UChicago Medicine: You are going to lead Chicago's first Center of Excellence in Genomic Science. What is the mission of the Center?
Chuan He: The mission is to develop enabling sequencing technologies to detect and map key RNA modifications. Our Center will establish high-throughput, high-resolution, and high-sensitivity methods for epitranscriptome research in all fields of biology.
How will the Center help accelerate cancer research?
Current epitranscriptome studies are significantly hampered by the lack of technologies that enable quantitative mapping of any type of mRNA/lncRNA modifications at high resolution and high sensitivity. We and our collaborators (including cancer biology groups here at the University of Chicago) have discovered noticeable roles of RNA methylation in cancer progression. Our Center will provide key technologies to dissect underlying mechanisms of RNA methylation in cancer progression. In addition, many proteins involved in RNA modifications are new targets for developing future therapies.
How has your field of study changed since you began your career? Where do you think it is heading?
Although RNA modifications have been studied for decades, the field of epitranscriptomics has really been started here at the University of Chicago. My group and Professor Tao Pan's group started looking into this new field of biology in 2008. The discovery of the first RNA demethylase by my laboratory in 2011 sparked and launched the field. The field has developed rapidly in the past 2-3 years. The impact on different biological processes and human diseases are starting to emerge, with the involvement of many biological laboratories here at the University of Chicago.
How did you get interested in studying cancer?

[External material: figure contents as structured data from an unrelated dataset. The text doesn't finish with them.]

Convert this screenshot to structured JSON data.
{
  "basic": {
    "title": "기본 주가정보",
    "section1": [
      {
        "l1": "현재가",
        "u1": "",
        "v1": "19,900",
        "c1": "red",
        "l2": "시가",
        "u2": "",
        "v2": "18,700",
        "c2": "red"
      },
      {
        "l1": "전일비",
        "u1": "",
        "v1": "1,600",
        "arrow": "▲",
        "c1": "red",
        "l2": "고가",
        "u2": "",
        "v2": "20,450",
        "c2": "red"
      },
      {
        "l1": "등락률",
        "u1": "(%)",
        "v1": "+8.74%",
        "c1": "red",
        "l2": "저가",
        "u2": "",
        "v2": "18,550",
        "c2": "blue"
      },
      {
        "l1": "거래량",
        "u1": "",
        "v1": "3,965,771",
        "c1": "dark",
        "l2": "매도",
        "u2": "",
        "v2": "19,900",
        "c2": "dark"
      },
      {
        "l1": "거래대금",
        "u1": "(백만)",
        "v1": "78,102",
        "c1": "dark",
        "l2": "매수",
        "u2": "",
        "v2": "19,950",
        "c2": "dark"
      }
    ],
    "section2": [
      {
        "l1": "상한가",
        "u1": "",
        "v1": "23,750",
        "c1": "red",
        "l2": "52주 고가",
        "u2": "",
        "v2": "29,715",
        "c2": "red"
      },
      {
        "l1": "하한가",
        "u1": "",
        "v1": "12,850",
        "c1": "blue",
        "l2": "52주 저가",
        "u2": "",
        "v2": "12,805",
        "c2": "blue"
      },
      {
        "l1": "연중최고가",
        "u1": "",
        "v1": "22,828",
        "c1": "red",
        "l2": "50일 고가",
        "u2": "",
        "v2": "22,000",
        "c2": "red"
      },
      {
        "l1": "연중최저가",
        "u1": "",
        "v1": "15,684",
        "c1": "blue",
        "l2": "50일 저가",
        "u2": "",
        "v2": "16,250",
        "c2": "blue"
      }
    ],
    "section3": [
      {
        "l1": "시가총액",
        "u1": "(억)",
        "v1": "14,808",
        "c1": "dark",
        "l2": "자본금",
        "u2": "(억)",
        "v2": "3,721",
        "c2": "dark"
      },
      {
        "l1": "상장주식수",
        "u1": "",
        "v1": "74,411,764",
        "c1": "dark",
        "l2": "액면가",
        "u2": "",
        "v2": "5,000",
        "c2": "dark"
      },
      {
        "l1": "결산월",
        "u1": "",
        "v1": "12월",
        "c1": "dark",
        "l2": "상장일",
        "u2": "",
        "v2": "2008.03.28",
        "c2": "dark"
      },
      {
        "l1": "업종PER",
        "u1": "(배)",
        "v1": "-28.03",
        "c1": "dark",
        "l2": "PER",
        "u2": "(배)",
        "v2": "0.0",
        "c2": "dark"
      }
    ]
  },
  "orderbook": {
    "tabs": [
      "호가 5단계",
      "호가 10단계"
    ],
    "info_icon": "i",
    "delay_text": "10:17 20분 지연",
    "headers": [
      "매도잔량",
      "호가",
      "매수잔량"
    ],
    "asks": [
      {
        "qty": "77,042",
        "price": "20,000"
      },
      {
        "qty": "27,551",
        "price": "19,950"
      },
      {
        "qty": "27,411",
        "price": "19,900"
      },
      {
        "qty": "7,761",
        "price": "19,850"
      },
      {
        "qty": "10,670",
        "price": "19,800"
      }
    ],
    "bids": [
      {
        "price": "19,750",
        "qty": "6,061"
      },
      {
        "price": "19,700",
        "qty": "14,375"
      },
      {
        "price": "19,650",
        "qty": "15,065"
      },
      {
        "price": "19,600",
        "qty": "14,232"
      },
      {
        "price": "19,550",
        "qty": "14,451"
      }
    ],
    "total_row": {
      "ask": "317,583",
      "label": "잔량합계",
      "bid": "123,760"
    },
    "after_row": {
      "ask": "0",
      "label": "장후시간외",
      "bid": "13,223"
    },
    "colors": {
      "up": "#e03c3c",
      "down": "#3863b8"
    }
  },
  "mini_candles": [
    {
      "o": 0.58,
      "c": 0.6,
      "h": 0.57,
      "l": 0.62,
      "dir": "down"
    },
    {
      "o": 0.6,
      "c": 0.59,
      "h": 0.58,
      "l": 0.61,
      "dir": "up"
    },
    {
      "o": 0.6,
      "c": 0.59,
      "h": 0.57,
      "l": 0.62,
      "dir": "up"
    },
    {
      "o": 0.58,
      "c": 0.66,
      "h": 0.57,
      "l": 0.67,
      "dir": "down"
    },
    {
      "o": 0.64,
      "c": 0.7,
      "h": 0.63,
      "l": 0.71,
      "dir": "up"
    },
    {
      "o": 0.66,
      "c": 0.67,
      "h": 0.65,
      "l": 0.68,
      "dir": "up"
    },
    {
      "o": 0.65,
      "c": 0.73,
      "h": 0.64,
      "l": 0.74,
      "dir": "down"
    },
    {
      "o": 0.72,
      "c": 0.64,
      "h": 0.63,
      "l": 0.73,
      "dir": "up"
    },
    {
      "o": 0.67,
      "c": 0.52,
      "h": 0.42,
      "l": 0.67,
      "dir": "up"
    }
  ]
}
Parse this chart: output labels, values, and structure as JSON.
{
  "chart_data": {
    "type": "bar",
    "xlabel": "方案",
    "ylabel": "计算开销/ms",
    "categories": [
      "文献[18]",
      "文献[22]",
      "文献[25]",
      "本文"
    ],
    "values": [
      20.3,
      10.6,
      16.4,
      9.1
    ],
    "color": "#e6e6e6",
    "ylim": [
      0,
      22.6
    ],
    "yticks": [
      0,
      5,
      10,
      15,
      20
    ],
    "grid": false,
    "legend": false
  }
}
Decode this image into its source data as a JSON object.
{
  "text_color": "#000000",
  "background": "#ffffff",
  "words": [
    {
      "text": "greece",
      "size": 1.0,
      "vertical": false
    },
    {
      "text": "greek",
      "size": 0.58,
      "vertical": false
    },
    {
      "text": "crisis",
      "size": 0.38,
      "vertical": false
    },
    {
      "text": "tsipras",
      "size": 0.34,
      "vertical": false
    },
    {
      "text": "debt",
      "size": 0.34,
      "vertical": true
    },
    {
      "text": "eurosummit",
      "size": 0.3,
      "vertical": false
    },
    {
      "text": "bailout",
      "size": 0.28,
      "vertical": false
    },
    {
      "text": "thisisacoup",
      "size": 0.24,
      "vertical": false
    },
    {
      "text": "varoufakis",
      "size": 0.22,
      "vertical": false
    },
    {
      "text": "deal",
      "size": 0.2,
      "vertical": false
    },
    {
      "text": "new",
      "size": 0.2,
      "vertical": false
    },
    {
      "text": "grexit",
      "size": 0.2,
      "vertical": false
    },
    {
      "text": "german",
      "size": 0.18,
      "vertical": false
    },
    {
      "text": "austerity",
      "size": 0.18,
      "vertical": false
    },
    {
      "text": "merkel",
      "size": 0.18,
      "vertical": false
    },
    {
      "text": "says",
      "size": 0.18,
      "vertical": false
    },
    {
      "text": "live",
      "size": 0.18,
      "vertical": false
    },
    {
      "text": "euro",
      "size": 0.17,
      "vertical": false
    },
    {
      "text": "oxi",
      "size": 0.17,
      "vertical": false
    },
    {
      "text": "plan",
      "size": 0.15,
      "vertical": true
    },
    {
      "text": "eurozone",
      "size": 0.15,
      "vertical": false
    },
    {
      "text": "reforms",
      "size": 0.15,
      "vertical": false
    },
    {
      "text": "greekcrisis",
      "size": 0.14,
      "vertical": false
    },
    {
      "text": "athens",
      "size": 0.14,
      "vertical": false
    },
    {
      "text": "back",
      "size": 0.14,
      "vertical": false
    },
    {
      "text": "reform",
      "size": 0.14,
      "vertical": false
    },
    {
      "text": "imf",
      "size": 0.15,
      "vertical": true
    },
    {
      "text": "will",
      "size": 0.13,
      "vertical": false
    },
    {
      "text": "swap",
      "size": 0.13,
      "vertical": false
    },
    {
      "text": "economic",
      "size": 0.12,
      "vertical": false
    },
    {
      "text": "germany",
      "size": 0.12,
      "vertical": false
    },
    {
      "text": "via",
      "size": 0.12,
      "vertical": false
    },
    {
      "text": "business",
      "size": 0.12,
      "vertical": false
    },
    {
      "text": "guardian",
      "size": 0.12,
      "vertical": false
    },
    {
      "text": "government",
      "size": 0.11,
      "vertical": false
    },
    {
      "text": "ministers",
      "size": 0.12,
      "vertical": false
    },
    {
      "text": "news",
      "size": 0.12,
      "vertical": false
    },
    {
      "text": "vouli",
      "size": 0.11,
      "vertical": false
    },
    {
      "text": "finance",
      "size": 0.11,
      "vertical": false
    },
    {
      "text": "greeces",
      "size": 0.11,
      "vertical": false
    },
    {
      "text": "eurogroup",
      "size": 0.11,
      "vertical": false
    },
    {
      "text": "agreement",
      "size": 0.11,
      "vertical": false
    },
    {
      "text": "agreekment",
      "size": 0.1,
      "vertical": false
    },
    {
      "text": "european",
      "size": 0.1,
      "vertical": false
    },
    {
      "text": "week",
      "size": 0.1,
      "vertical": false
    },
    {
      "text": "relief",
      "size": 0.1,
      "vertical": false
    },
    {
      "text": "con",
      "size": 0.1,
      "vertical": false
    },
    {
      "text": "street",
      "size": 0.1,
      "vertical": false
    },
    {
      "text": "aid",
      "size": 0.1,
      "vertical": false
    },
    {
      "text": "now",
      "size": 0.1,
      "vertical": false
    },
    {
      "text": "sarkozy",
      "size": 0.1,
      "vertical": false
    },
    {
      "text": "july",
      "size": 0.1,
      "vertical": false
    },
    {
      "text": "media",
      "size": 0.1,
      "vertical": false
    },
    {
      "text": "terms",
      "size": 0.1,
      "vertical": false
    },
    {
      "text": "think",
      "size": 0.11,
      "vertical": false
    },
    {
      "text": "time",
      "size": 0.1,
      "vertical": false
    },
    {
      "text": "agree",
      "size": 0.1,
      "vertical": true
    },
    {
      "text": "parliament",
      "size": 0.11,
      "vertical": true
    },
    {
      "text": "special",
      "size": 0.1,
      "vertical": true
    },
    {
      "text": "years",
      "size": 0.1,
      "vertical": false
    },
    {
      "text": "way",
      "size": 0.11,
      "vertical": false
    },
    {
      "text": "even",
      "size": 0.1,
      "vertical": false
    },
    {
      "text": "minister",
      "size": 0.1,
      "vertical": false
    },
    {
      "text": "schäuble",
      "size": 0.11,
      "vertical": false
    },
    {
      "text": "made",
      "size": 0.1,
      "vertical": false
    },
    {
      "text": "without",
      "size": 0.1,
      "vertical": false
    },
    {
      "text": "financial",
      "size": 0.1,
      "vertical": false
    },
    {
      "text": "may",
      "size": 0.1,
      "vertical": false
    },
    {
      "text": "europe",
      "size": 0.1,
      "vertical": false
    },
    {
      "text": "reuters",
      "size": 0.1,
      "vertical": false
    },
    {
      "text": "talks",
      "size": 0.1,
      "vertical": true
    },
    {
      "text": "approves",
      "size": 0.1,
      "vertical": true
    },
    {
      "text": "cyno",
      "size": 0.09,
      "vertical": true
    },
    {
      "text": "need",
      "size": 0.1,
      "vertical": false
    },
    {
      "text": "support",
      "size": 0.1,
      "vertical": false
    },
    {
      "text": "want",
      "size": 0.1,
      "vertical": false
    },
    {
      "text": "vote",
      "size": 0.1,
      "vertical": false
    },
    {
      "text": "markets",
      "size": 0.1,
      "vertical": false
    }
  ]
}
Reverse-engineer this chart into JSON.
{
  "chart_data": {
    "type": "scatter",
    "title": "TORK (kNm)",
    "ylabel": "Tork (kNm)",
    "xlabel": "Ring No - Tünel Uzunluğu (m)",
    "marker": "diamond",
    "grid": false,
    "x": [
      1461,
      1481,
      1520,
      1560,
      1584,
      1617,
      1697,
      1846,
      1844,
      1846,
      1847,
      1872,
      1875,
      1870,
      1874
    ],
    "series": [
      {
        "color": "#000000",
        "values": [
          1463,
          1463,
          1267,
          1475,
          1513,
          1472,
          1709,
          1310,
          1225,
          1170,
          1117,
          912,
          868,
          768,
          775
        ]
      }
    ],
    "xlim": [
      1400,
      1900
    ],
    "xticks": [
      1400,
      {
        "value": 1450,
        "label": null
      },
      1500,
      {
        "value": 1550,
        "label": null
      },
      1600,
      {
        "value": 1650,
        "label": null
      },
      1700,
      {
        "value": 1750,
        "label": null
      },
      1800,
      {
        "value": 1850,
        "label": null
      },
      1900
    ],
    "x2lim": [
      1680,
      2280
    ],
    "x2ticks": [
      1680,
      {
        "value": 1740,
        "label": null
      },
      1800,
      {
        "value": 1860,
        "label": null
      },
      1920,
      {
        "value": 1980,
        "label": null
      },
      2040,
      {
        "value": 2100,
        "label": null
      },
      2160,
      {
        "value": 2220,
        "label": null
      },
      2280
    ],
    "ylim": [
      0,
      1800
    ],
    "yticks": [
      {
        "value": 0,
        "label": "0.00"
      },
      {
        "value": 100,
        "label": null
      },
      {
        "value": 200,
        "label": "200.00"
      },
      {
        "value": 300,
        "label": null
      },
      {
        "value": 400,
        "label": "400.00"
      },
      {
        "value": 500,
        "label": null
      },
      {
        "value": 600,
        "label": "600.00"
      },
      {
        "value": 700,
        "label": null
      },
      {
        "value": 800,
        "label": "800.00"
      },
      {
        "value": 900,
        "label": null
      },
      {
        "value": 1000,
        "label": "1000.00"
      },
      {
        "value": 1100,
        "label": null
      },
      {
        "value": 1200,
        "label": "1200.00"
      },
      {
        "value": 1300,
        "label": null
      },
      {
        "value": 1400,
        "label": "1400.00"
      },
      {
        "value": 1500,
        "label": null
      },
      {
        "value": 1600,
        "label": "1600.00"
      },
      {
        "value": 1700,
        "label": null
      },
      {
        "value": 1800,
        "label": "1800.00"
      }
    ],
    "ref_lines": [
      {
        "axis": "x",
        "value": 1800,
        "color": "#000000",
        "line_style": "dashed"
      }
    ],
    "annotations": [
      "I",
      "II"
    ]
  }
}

We have major interests in cancer research on both RNA methylation and DNA methylation. One can gain fundamental biological knowledge, and most importantly, true breakthroughs in basic biology or technology development could benefit cancer patients. As scientists I think all of us hope to see our work benefit society.
What is the most rewarding part of your job?
It is really rewarding to see my students enjoying their research and having their own dreams. It is also rewarding to see that some of our work could eventually benefit patients.
Who inspires you?
My peers, colleagues, and collaborators. We have many collaborators here at the University of Chicago. They taught us new biology and are constantly inspiring us to explore new fields of biology
What are your favorite hobbies outside of work?
Sports and travel.
What do you love about the University of Chicago?
I love the "relaxed" but highly intellectual environment and atmosphere at the University. It demands academic excellence in a sense that one needs to think outside of box and try to be different. It inspires innovative work.
What is one thing on your bucket list?
Developing something that will be used in or assist future anti-cancer therapy. I think we are getting there.